Today the Mozarthaus presents information about the composer in combination with historical exhibits and audio-visual installations, while the basement contains an events hall co-financed by the European Union. 340,000 people visited the museum in its first three years. The museum welcomed about 203,000 visitors in 2006, and about 215,000 visitors in 2019.

==Layout==
The Figaro House building has five floors, with private apartments located on the fifth floor. The fourth floor to second basement of the house belong to Mozarthaus Vienna and are used as a museum and event rooms. The courtyard of the house is characterised by the Pawlatschengänge design typical for Vienna.

===Fourth floor – Business Lounge===
The "Business Lounge" is located on the fourth floor of the building. This is an event area consisting of several rooms. The event area is characterised by restored wall paintings in combination with modern wall coverings. The rooms are furnished with furniture from the interior design company Roche Bobois and a modern portrait of Mozart by the Austrian artist Oskar Stocker.

===Third floor – Vienna in the Era of Mozart===
The third floor shows Mozart's personal and social situation in Vienna. A multimedia installation presents all the places where Mozart lived during his Viennese years. Visitors also learn about Mozart's most important performance venues and people of importance to him, as well as socio-political contexts. His fondness for social life: balls, gambling, fashion, literature and science, as well as his connection to the thought world of the Freemasons, are closely examined. An installation with five peepholes gives a glimpse of the erotic “amusements” in this era.
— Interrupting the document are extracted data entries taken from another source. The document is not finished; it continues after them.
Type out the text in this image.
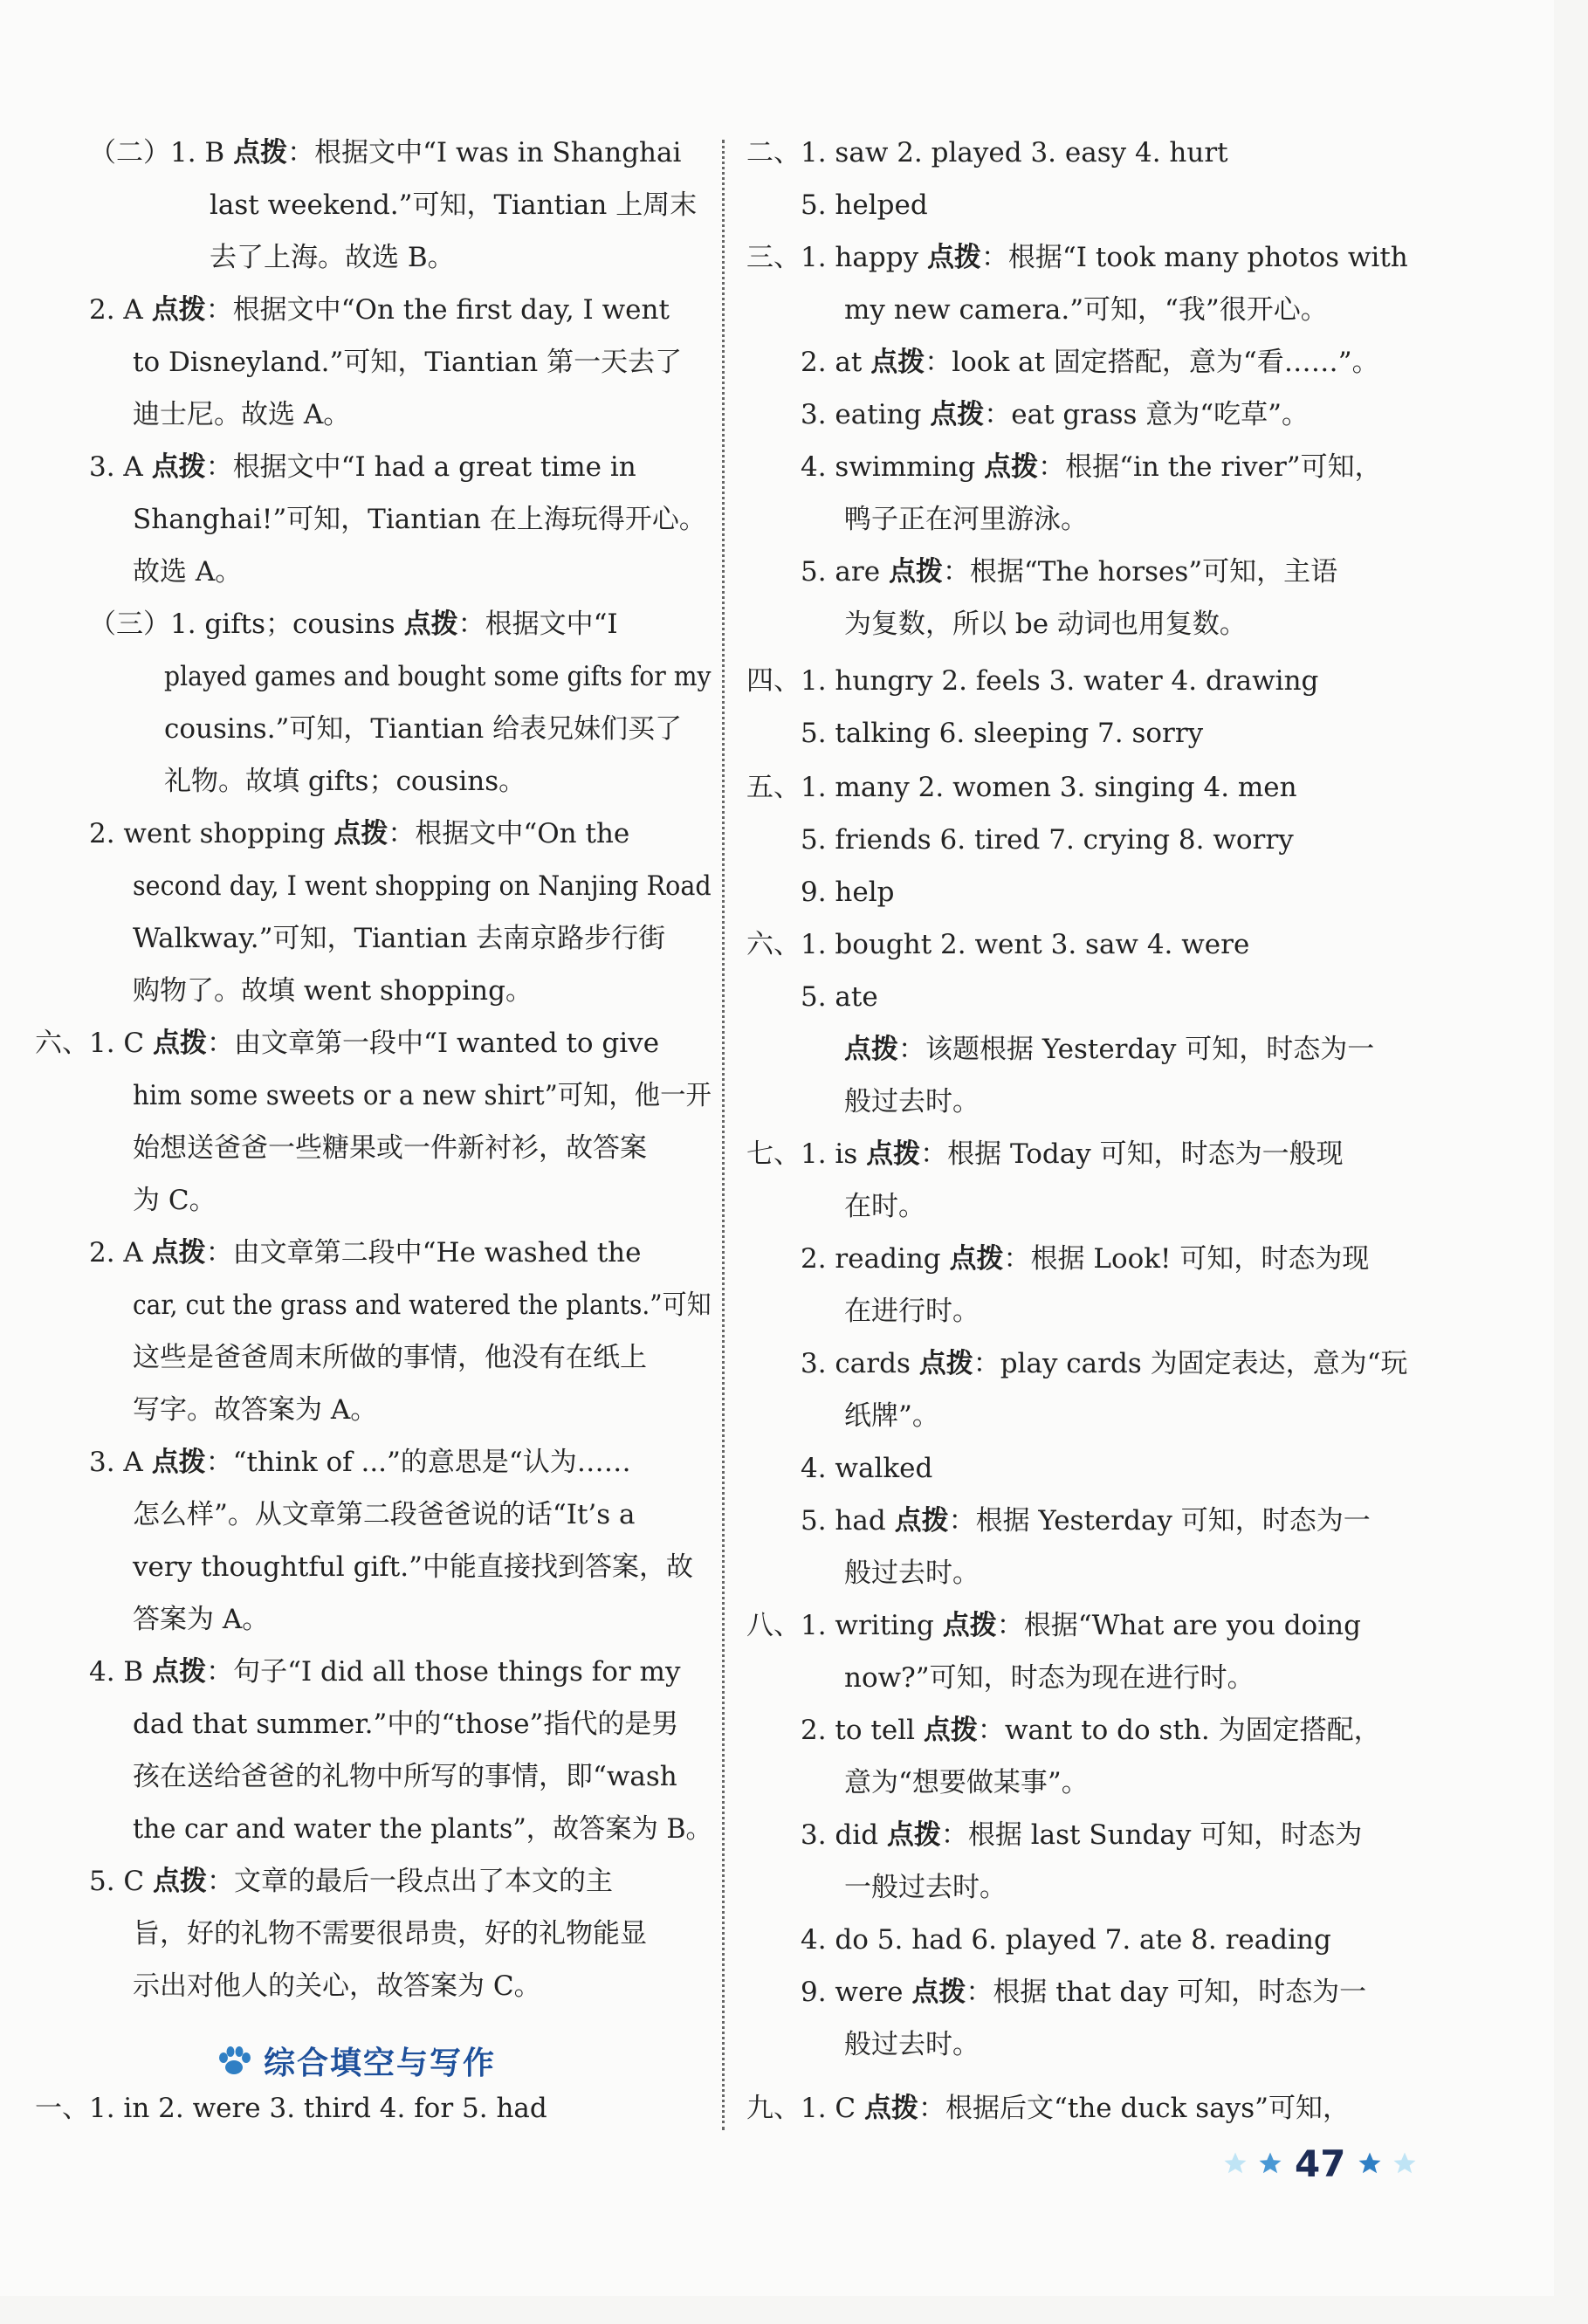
（二）1. B 点拨：根据文中“I was in Shanghai
last weekend.”可知，Tiantian 上周末
去了上海。故选 B。
2. A 点拨：根据文中“On the first day, I went
to Disneyland.”可知，Tiantian 第一天去了
迪士尼。故选 A。
3. A 点拨：根据文中“I had a great time in
Shanghai!”可知，Tiantian 在上海玩得开心。
故选 A。
（三）1. gifts；cousins 点拨：根据文中“I
played games and bought some gifts for my
cousins.”可知，Tiantian 给表兄妹们买了
礼物。故填 gifts；cousins。
2. went shopping 点拨：根据文中“On the
second day, I went shopping on Nanjing Road
Walkway.”可知，Tiantian 去南京路步行街
购物了。故填 went shopping。
六、1. C 点拨：由文章第一段中“I wanted to give
him some sweets or a new shirt”可知，他一开
始想送爸爸一些糖果或一件新衬衫，故答案
为 C。
2. A 点拨：由文章第二段中“He washed the
car, cut the grass and watered the plants.”可知
这些是爸爸周末所做的事情，他没有在纸上
写字。故答案为 A。
3. A 点拨：“think of ...”的意思是“认为……
怎么样”。从文章第二段爸爸说的话“It’s a
very thoughtful gift.”中能直接找到答案，故
答案为 A。
4. B 点拨：句子“I did all those things for my
dad that summer.”中的“those”指代的是男
孩在送给爸爸的礼物中所写的事情，即“wash
the car and water the plants”，故答案为 B。
5. C 点拨：文章的最后一段点出了本文的主
旨，好的礼物不需要很昂贵，好的礼物能显
示出对他人的关心，故答案为 C。
一、1. in 2. were 3. third 4. for 5. had
二、1. saw 2. played 3. easy 4. hurt
5. helped
三、1. happy 点拨：根据“I took many photos with
my new camera.”可知，“我”很开心。
2. at 点拨：look at 固定搭配，意为“看……”。
3. eating 点拨：eat grass 意为“吃草”。
4. swimming 点拨：根据“in the river”可知，
鸭子正在河里游泳。
5. are 点拨：根据“The horses”可知，主语
为复数，所以 be 动词也用复数。
四、1. hungry 2. feels 3. water 4. drawing
5. talking 6. sleeping 7. sorry
五、1. many 2. women 3. singing 4. men
5. friends 6. tired 7. crying 8. worry
9. help
六、1. bought 2. went 3. saw 4. were
5. ate
点拨：该题根据 Yesterday 可知，时态为一
般过去时。
七、1. is 点拨：根据 Today 可知，时态为一般现
在时。
2. reading 点拨：根据 Look! 可知，时态为现
在进行时。
3. cards 点拨：play cards 为固定表达，意为“玩
纸牌”。
4. walked
5. had 点拨：根据 Yesterday 可知，时态为一
般过去时。
八、1. writing 点拨：根据“What are you doing
now?”可知，时态为现在进行时。
2. to tell 点拨：want to do sth. 为固定搭配，
意为“想要做某事”。
3. did 点拨：根据 last Sunday 可知，时态为
一般过去时。
4. do 5. had 6. played 7. ate 8. reading
9. were 点拨：根据 that day 可知，时态为一
般过去时。
九、1. C 点拨：根据后文“the duck says”可知，
综合填空与写作
47
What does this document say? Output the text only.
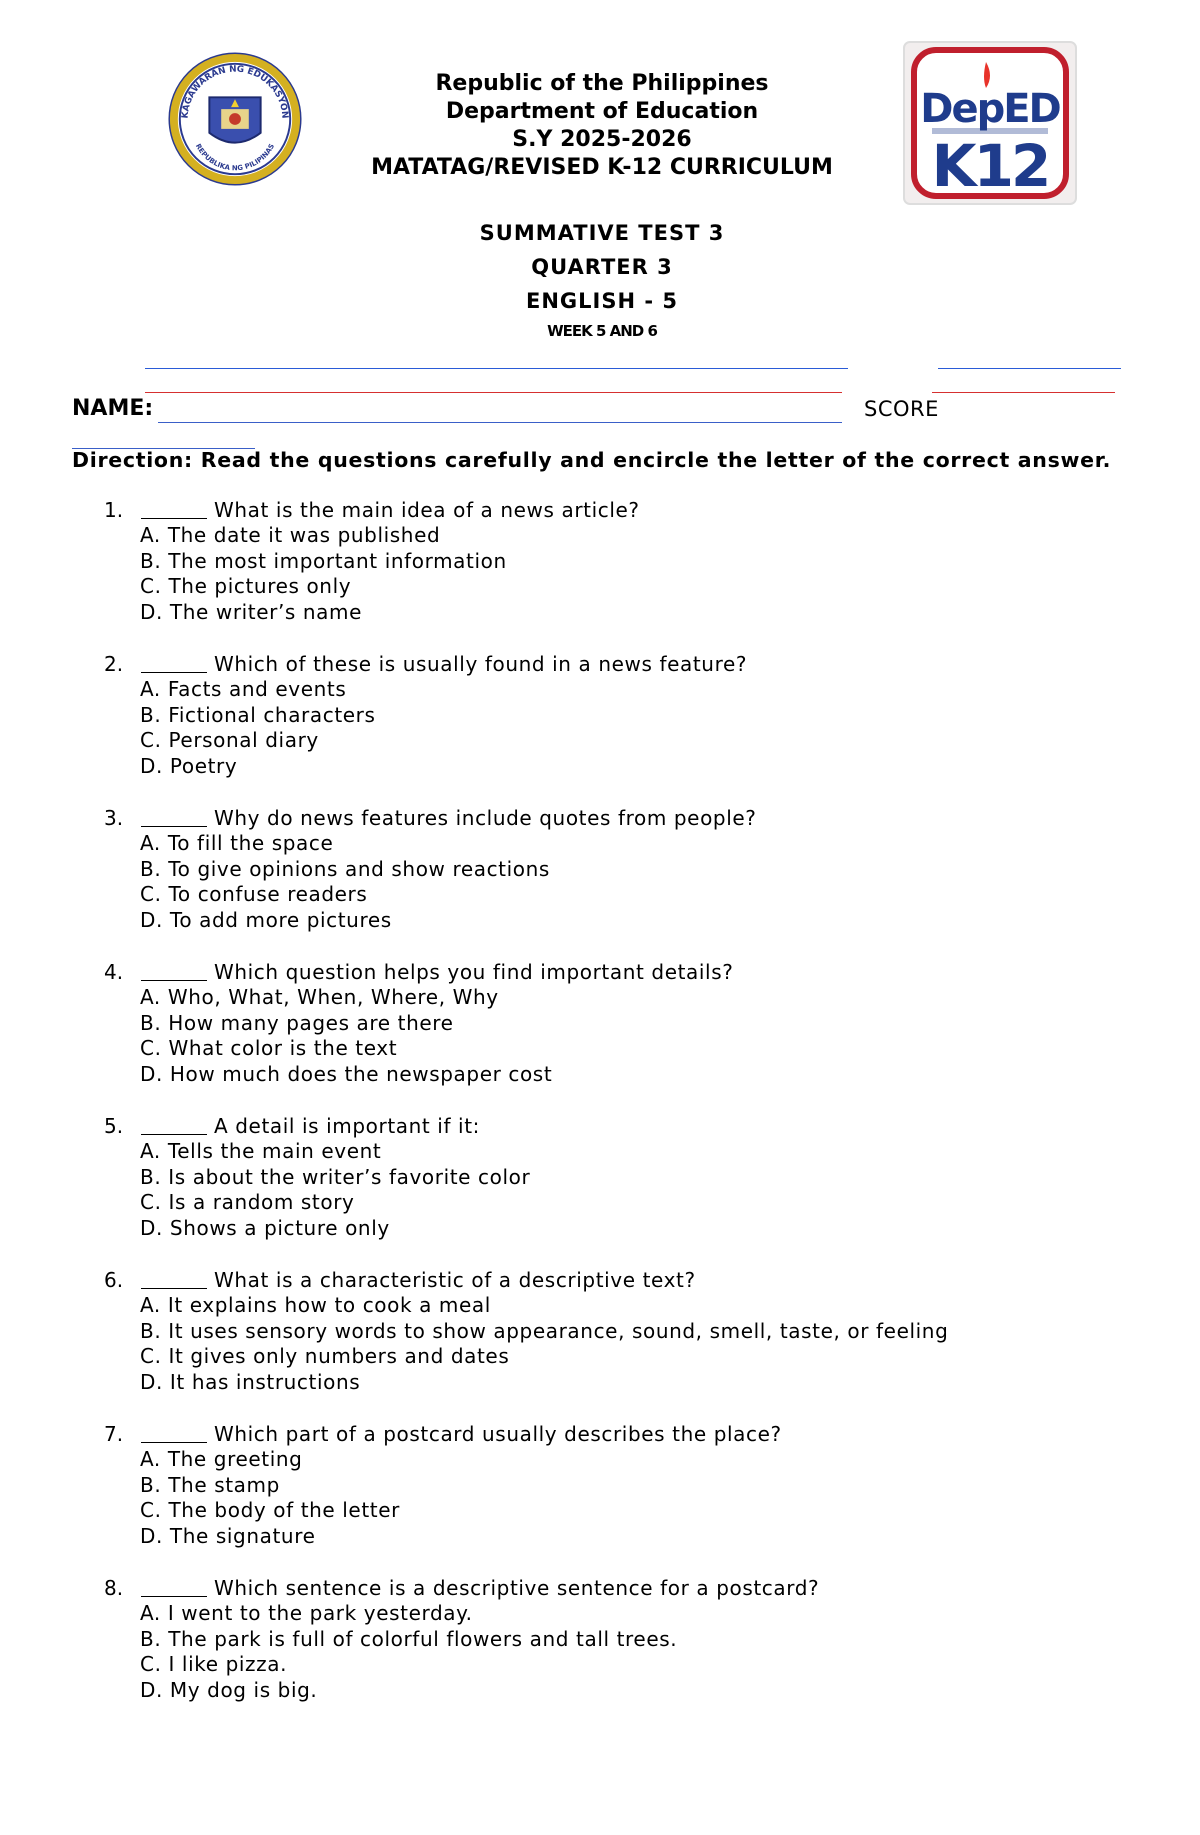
KAGAWARAN NG EDUKASYON
REPUBLIKA NG PILIPINAS
DepED
K12
Republic of the Philippines
Department of Education
S.Y 2025-2026
MATATAG/REVISED K-12 CURRICULUM
SUMMATIVE TEST 3
QUARTER 3
ENGLISH - 5
WEEK 5 AND 6
NAME:	SCORE
Direction: Read the questions carefully and encircle the letter of the correct answer.
1.	What is the main idea of a news article?
A. The date it was published
B. The most important information
C. The pictures only
D. The writer’s name
2.	Which of these is usually found in a news feature?
A. Facts and events
B. Fictional characters
C. Personal diary
D. Poetry
3.	Why do news features include quotes from people?
A. To fill the space
B. To give opinions and show reactions
C. To confuse readers
D. To add more pictures
4.	Which question helps you find important details?
A. Who, What, When, Where, Why
B. How many pages are there
C. What color is the text
D. How much does the newspaper cost
5.	A detail is important if it:
A. Tells the main event
B. Is about the writer’s favorite color
C. Is a random story
D. Shows a picture only
6.	What is a characteristic of a descriptive text?
A. It explains how to cook a meal
B. It uses sensory words to show appearance, sound, smell, taste, or feeling
C. It gives only numbers and dates
D. It has instructions
7.	Which part of a postcard usually describes the place?
A. The greeting
B. The stamp
C. The body of the letter
D. The signature
8.	Which sentence is a descriptive sentence for a postcard?
A. I went to the park yesterday.
B. The park is full of colorful flowers and tall trees.
C. I like pizza.
D. My dog is big.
These rare shows are set up at either side of the Grabennymphen installation, in which visitors can look down through a door onto a stylised scene of the Graben square showing refined gentlemen and ladies of easy virtue.

===Second floor – Mozart's Musical World===
At the beginning of the tour through the second floor, Mozart's most important musician and composer colleagues in Vienna are presented. The exhibition also covers Mozart's collaboration with the librettist Lorenzo da Ponte in the operas The Marriage of Figaro and Don Giovanni. The historical stucco ceilings and wall paintings in these rooms give an impression of the original decoration of the entire house. This exhibition level also describes Mozart's Requiem and the end of his life, as well as a multimedia theatre installation "The Magic Flute - The Divine Laughter", which presents visitors with three-dimensional collages of scenes from The Magic Flute. The "Figaro Parallelo" is a media installation that offers an up-to-date overview of various Figaro productions from the world's leading opera houses with the different approaches of their respective directors.

===First floor – The Mozart Apartment===
On the first floor is the apartment where Mozart lived with his family from 1784 to 1787 and composed works such as his opera The Marriage of Figaro and three of the six Haydn Quartets. It is the largest, most distinguished and most expensive apartment Mozart ever lived in, and it is the only Viennese apartment that has survived to this day. There are four rooms, two cabinets and a kitchen in the apartment, and Mozart and his family are described with the help of photos and documents. An impressive flute clock is also on show, which is believed to have been made around 1790. It plays a variation of the Andante in F for a Small Mechanical Organ, K. 616, which Mozart probably composed for this or a similar clock.

===Second Basement Floor – Concert Hall===
In the second basement, the historically unique baroque vault was converted into a multifunctional event venue using modern elements. During the restoration, the vault structure of the old brickwork was preserved, but for reasons of monument protection, the brickwork of the lower area of the basement walls was protected with wall paneling.

==Special exhibition==
In addition to the regular exhibition of the museum, Mozarthaus Vienna presents a new special exhibition annually, e.g. "Cherubino alla vittoria!" (2023), "The Triad of First Viennese School: Haydn - Mozart - Beethoven. Similarities - Parallels - Contrasts" (2021), "Mozart on the way to immortality. Genius and Posterity" (2018), "Rock Me Amadeus. The Story" (2016).